Da Pamela Genini a Giordana Di Stefano: quando anche il racconto dei femminicidi diventa violenza
Tra le voci che da anni lottano per cambiare questa narrazione c’è Vera Squatrito, madre di Giordana Di Stefano, uccisa con 48 coltellate a vent’anni, dal suo ex compagno nel 2015. Dopo dieci anni, Vera ha trovato le parole per raccontare sua figlia Giordana in un libro, in uscita il 30 ottobre per Algra Editore, già in preordine sulle principali piattaforme. «Ho aspettato dieci anni prima di scriverlo perché avevo paura», racconta. «Non sapevo da dove cominciare, né se sarei riuscita a raccontare la storia di mia figlia Giordana, uccisa con 48 coltellate. Era difficile immaginare di trovare le parole giuste per raccontare il suo cammino, i suoi sogni, le sue speranze, senza che il dolore della sua atroce morte innaturale mi travolgesse completamente. L’idea è nata rileggendo la sua vita, passo dopo passo. Ho capito che non dovevo partire dalla fine, ma dall’inizio. Ripercorrere i suoi vent’anni mi ha aiutata a trasformare una ferita profonda in qualcosa che continua a vivere: un ramo di fiori che cresce».

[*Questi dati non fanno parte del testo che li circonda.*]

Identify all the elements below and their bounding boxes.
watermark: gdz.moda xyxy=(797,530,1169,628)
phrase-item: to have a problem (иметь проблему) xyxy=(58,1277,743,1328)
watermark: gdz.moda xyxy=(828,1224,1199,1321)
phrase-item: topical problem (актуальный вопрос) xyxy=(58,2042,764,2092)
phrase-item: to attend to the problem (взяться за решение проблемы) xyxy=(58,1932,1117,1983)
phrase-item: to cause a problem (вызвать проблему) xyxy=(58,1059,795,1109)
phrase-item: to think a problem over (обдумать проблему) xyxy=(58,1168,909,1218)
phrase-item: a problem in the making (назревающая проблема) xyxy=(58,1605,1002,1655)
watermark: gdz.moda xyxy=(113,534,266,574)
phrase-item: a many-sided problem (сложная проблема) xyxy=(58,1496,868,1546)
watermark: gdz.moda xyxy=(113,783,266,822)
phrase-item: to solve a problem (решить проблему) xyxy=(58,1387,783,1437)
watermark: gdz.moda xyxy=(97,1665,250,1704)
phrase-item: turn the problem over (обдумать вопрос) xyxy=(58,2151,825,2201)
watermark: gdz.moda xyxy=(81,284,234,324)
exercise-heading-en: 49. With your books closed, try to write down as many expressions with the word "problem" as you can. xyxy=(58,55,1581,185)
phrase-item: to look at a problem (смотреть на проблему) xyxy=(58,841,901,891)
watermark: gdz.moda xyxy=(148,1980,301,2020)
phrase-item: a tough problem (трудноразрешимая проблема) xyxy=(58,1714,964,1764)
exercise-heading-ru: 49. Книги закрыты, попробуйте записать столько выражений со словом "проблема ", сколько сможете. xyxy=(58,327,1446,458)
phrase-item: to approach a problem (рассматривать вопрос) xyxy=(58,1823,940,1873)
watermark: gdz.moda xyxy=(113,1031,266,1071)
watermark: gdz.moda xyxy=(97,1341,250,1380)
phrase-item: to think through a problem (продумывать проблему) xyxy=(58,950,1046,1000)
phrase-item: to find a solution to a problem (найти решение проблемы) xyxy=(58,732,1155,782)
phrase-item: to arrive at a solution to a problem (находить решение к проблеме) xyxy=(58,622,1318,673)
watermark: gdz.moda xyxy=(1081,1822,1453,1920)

Un’immagine che Giordana aveva tatuato sul suo corpo. «Quel ramo lo abbiamo tatuato insieme, 5 mesi prima della sua morte, nel giorno del suo compleanno. Lo aveva scelto lei: un ramo di fiori con una farfalla che prende il volo. Oggi è il simbolo della sua libertà, e di una memoria che non smetterà mai di fiorire». Il libro nasce anche dal bisogno di restituire voce a una ragazza che prima di essere una vittima di femminicidio è una persona con sogni, passioni, desideri. Di recente, Vera Squatrito ha commentato la decisione di Filippo Turetta, assassino di Giulia Cecchettin, di rinunciare all’appello: «Un gesto che, in apparenza, potrebbe sembrare un’assunzione di responsabilità, un primo passo verso la presa di coscienza del male commesso. Ma non possiamo evitare di porci una domanda scomoda: è davvero un atto di pentimento o è l’inizio di una strategia per ottenere i benefici previsti dalla legge? Perché da carnefice si tenta ora di assumere il volto del detenuto modello, pronto a intraprendere un percorso di “rieducazione”. In questo modo, come spesso accade, si aprirà la possibilità di accedere alla giustizia riparativa, ai permessi premio, e a tutto quel sistema che, sotto il nome di reinserimento, rischia di dimenticare troppo in fretta il valore della vita tolta».
Non è un caso isolato. «L’assassino di Giordana Di Stefano», continua Vera Squatrito, «ha scontato dieci anni di carcere. Finora non ha ottenuto permessi, che io sappia, non ne sono certa e in ogni caso non ho il diritto di esserne informata ed è per questo che mi guardo le spalle ogni istante della giornata, ma potrà usufruirne, proprio perché la legge glielo consente. Dieci anni: un tempo che sembra una formalità per chi ha tolto una vita, mentre per le famiglie delle vittime è un dolore che non si prescrive mai. Chi tutela davvero le vittime? Chi protegge i loro diritti, chi garantisce giustizia agli orfani di femminicidio, che crescono con il peso di una tragedia e con lo Stato che spesso si volta dall’altra parte? Viviamo in un sistema dove la pena certa è un miraggio, dove anche gli assassini possono sperare in una nuova vita, mentre le loro vittime non avranno mai più voce. Non si tratta di giustizia, ma di dimenticanza legalizzata. E uno Stato che dimentica le sue vittime, non può definirsi davvero giusto».